MISC-x86 is the "Minimal x86 Instruction Subset Computer". Its instruction set is a subset of the 32-bit x86 instruction set, consisting of only 3 basic single-operand instructions (LOAD byte from address X, STORE byte at address X, relative JUMP with address offset X). X is 4 bytes wide. The corresponding x86-32 opcodes are A0, A2 and E9.

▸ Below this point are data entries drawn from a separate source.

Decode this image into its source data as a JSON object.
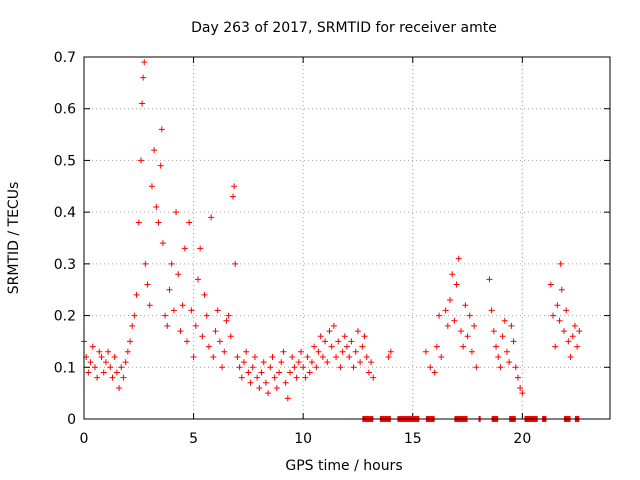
{
  "chart_data": {
    "type": "scatter",
    "title": "Day 263 of 2017, SRMTID for receiver amte",
    "xlabel": "GPS time / hours",
    "ylabel": "SRMTID / TECUs",
    "xlim": [
      0,
      24
    ],
    "ylim": [
      0,
      0.7
    ],
    "xticks": [
      0,
      5,
      10,
      15,
      20
    ],
    "yticks": [
      0,
      0.1,
      0.2,
      0.3,
      0.4,
      0.5,
      0.6,
      0.7
    ],
    "xtick_labels": [
      "0",
      "5",
      "10",
      "15",
      "20"
    ],
    "ytick_labels": [
      "0",
      "0.1",
      "0.2",
      "0.3",
      "0.4",
      "0.5",
      "0.6",
      "0.7"
    ],
    "grid": true,
    "marker": "+",
    "color": "#ff0000",
    "series": [
      {
        "name": "SRMTID",
        "points": [
          [
            0.0,
            0.15
          ],
          [
            0.1,
            0.12
          ],
          [
            0.2,
            0.09
          ],
          [
            0.3,
            0.11
          ],
          [
            0.4,
            0.14
          ],
          [
            0.5,
            0.1
          ],
          [
            0.6,
            0.08
          ],
          [
            0.7,
            0.13
          ],
          [
            0.8,
            0.12
          ],
          [
            0.9,
            0.09
          ],
          [
            1.0,
            0.11
          ],
          [
            1.1,
            0.13
          ],
          [
            1.2,
            0.1
          ],
          [
            1.3,
            0.08
          ],
          [
            1.4,
            0.12
          ],
          [
            1.5,
            0.09
          ],
          [
            1.6,
            0.06
          ],
          [
            1.7,
            0.1
          ],
          [
            1.8,
            0.08
          ],
          [
            1.9,
            0.11
          ],
          [
            2.0,
            0.13
          ],
          [
            2.1,
            0.15
          ],
          [
            2.2,
            0.18
          ],
          [
            2.3,
            0.2
          ],
          [
            2.4,
            0.24
          ],
          [
            2.5,
            0.38
          ],
          [
            2.6,
            0.5
          ],
          [
            2.65,
            0.61
          ],
          [
            2.7,
            0.66
          ],
          [
            2.75,
            0.69
          ],
          [
            2.8,
            0.3
          ],
          [
            2.9,
            0.26
          ],
          [
            3.0,
            0.22
          ],
          [
            3.1,
            0.45
          ],
          [
            3.2,
            0.52
          ],
          [
            3.3,
            0.41
          ],
          [
            3.4,
            0.38
          ],
          [
            3.5,
            0.49
          ],
          [
            3.55,
            0.56
          ],
          [
            3.6,
            0.34
          ],
          [
            3.7,
            0.2
          ],
          [
            3.8,
            0.18
          ],
          [
            3.9,
            0.25
          ],
          [
            4.0,
            0.3
          ],
          [
            4.1,
            0.21
          ],
          [
            4.2,
            0.4
          ],
          [
            4.3,
            0.28
          ],
          [
            4.4,
            0.17
          ],
          [
            4.5,
            0.22
          ],
          [
            4.6,
            0.33
          ],
          [
            4.7,
            0.15
          ],
          [
            4.8,
            0.38
          ],
          [
            4.9,
            0.21
          ],
          [
            5.0,
            0.12
          ],
          [
            5.1,
            0.18
          ],
          [
            5.2,
            0.27
          ],
          [
            5.3,
            0.33
          ],
          [
            5.4,
            0.16
          ],
          [
            5.5,
            0.24
          ],
          [
            5.6,
            0.2
          ],
          [
            5.7,
            0.14
          ],
          [
            5.8,
            0.39
          ],
          [
            5.9,
            0.12
          ],
          [
            6.0,
            0.17
          ],
          [
            6.1,
            0.21
          ],
          [
            6.2,
            0.15
          ],
          [
            6.3,
            0.1
          ],
          [
            6.4,
            0.13
          ],
          [
            6.5,
            0.19
          ],
          [
            6.6,
            0.2
          ],
          [
            6.7,
            0.16
          ],
          [
            6.8,
            0.43
          ],
          [
            6.85,
            0.45
          ],
          [
            6.9,
            0.3
          ],
          [
            7.0,
            0.12
          ],
          [
            7.1,
            0.1
          ],
          [
            7.2,
            0.08
          ],
          [
            7.3,
            0.11
          ],
          [
            7.4,
            0.13
          ],
          [
            7.5,
            0.09
          ],
          [
            7.6,
            0.07
          ],
          [
            7.7,
            0.1
          ],
          [
            7.8,
            0.12
          ],
          [
            7.9,
            0.08
          ],
          [
            8.0,
            0.06
          ],
          [
            8.1,
            0.09
          ],
          [
            8.2,
            0.11
          ],
          [
            8.3,
            0.07
          ],
          [
            8.4,
            0.05
          ],
          [
            8.5,
            0.1
          ],
          [
            8.6,
            0.12
          ],
          [
            8.7,
            0.08
          ],
          [
            8.8,
            0.06
          ],
          [
            8.9,
            0.09
          ],
          [
            9.0,
            0.11
          ],
          [
            9.1,
            0.13
          ],
          [
            9.2,
            0.07
          ],
          [
            9.3,
            0.04
          ],
          [
            9.4,
            0.09
          ],
          [
            9.5,
            0.12
          ],
          [
            9.6,
            0.1
          ],
          [
            9.7,
            0.08
          ],
          [
            9.8,
            0.11
          ],
          [
            9.9,
            0.13
          ],
          [
            10.0,
            0.1
          ],
          [
            10.1,
            0.08
          ],
          [
            10.2,
            0.12
          ],
          [
            10.3,
            0.09
          ],
          [
            10.4,
            0.11
          ],
          [
            10.5,
            0.14
          ],
          [
            10.6,
            0.1
          ],
          [
            10.7,
            0.13
          ],
          [
            10.8,
            0.16
          ],
          [
            10.9,
            0.12
          ],
          [
            11.0,
            0.15
          ],
          [
            11.1,
            0.11
          ],
          [
            11.2,
            0.17
          ],
          [
            11.3,
            0.14
          ],
          [
            11.4,
            0.18
          ],
          [
            11.5,
            0.12
          ],
          [
            11.6,
            0.15
          ],
          [
            11.7,
            0.1
          ],
          [
            11.8,
            0.13
          ],
          [
            11.9,
            0.16
          ],
          [
            12.0,
            0.14
          ],
          [
            12.1,
            0.12
          ],
          [
            12.2,
            0.15
          ],
          [
            12.3,
            0.1
          ],
          [
            12.4,
            0.13
          ],
          [
            12.5,
            0.17
          ],
          [
            12.6,
            0.11
          ],
          [
            12.7,
            0.14
          ],
          [
            12.8,
            0.16
          ],
          [
            12.9,
            0.12
          ],
          [
            13.0,
            0.09
          ],
          [
            13.1,
            0.11
          ],
          [
            13.2,
            0.08
          ],
          [
            13.9,
            0.12
          ],
          [
            14.0,
            0.13
          ],
          [
            15.6,
            0.13
          ],
          [
            15.8,
            0.1
          ],
          [
            16.0,
            0.09
          ],
          [
            16.1,
            0.14
          ],
          [
            16.2,
            0.2
          ],
          [
            16.3,
            0.12
          ],
          [
            16.5,
            0.21
          ],
          [
            16.6,
            0.18
          ],
          [
            16.7,
            0.23
          ],
          [
            16.8,
            0.28
          ],
          [
            16.9,
            0.19
          ],
          [
            17.0,
            0.26
          ],
          [
            17.1,
            0.31
          ],
          [
            17.2,
            0.17
          ],
          [
            17.3,
            0.14
          ],
          [
            17.4,
            0.22
          ],
          [
            17.5,
            0.16
          ],
          [
            17.6,
            0.2
          ],
          [
            17.7,
            0.13
          ],
          [
            17.8,
            0.18
          ],
          [
            17.9,
            0.1
          ],
          [
            18.5,
            0.27
          ],
          [
            18.6,
            0.21
          ],
          [
            18.7,
            0.17
          ],
          [
            18.8,
            0.14
          ],
          [
            18.9,
            0.12
          ],
          [
            19.0,
            0.1
          ],
          [
            19.1,
            0.16
          ],
          [
            19.2,
            0.19
          ],
          [
            19.3,
            0.13
          ],
          [
            19.4,
            0.11
          ],
          [
            19.5,
            0.18
          ],
          [
            19.6,
            0.15
          ],
          [
            19.7,
            0.1
          ],
          [
            19.8,
            0.08
          ],
          [
            19.9,
            0.06
          ],
          [
            20.0,
            0.05
          ],
          [
            21.3,
            0.26
          ],
          [
            21.4,
            0.2
          ],
          [
            21.5,
            0.14
          ],
          [
            21.6,
            0.22
          ],
          [
            21.7,
            0.19
          ],
          [
            21.75,
            0.3
          ],
          [
            21.8,
            0.25
          ],
          [
            21.9,
            0.17
          ],
          [
            22.0,
            0.21
          ],
          [
            22.1,
            0.15
          ],
          [
            22.2,
            0.12
          ],
          [
            22.3,
            0.16
          ],
          [
            22.4,
            0.18
          ],
          [
            22.5,
            0.14
          ],
          [
            22.6,
            0.17
          ]
        ]
      }
    ],
    "gaps": [
      [
        12.7,
        13.2
      ],
      [
        13.5,
        14.0
      ],
      [
        14.3,
        15.3
      ],
      [
        15.6,
        16.0
      ],
      [
        16.9,
        17.5
      ],
      [
        18.0,
        18.1
      ],
      [
        18.6,
        18.9
      ],
      [
        19.4,
        19.7
      ],
      [
        20.1,
        20.7
      ],
      [
        20.9,
        21.1
      ],
      [
        21.9,
        22.2
      ],
      [
        22.4,
        22.6
      ]
    ]
  }
}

This minimal x86 instruction subset is actually able to compute anything a "real" 32-bit microprocessor can (although slower since it operates on the the level of individual bytes). By using LUTs in memory, combined with self-modifying code (which is allowed by x86) to manipulate individual bytes in the 4-byte address operands of the instructions, it is possible to simulate arithmetic, conditional jumps, indirect addressing etc; see the example in ByteByteJump. MISC-x86 can be thought of as the 3-operand ByteByteJump instruction, split up into 3 separate 1-operand x86 instructions. The main difference is that the MISC-x86 jump operand is a relative address offset, while ByteByteJump uses an absolute jump address.

Each of the 3 MISC-x86 instructions have the same basic 5-byte machine code form:


xx is the 1-byte opcode.
aabbccdd is a 4-byte (relative or absolute) address operand, stored in little-endian byte order (read "backwards").

Machine code   | Mnemonics (FASM)   | Description
A0,dd,cc,bb,aa | mov AL,[$aabbccdd] | Move 1 byte from memory location $aabbccdd to Acc.
A2,dd,cc,bb,aa | mov [$aabbccdd],AL | Move 1 byte from Acc to memory location $aabbccdd.
E9,dd,cc,bb,aa | jmp $aabbccdd      | Perform relative jump with address offset $aabbccdd.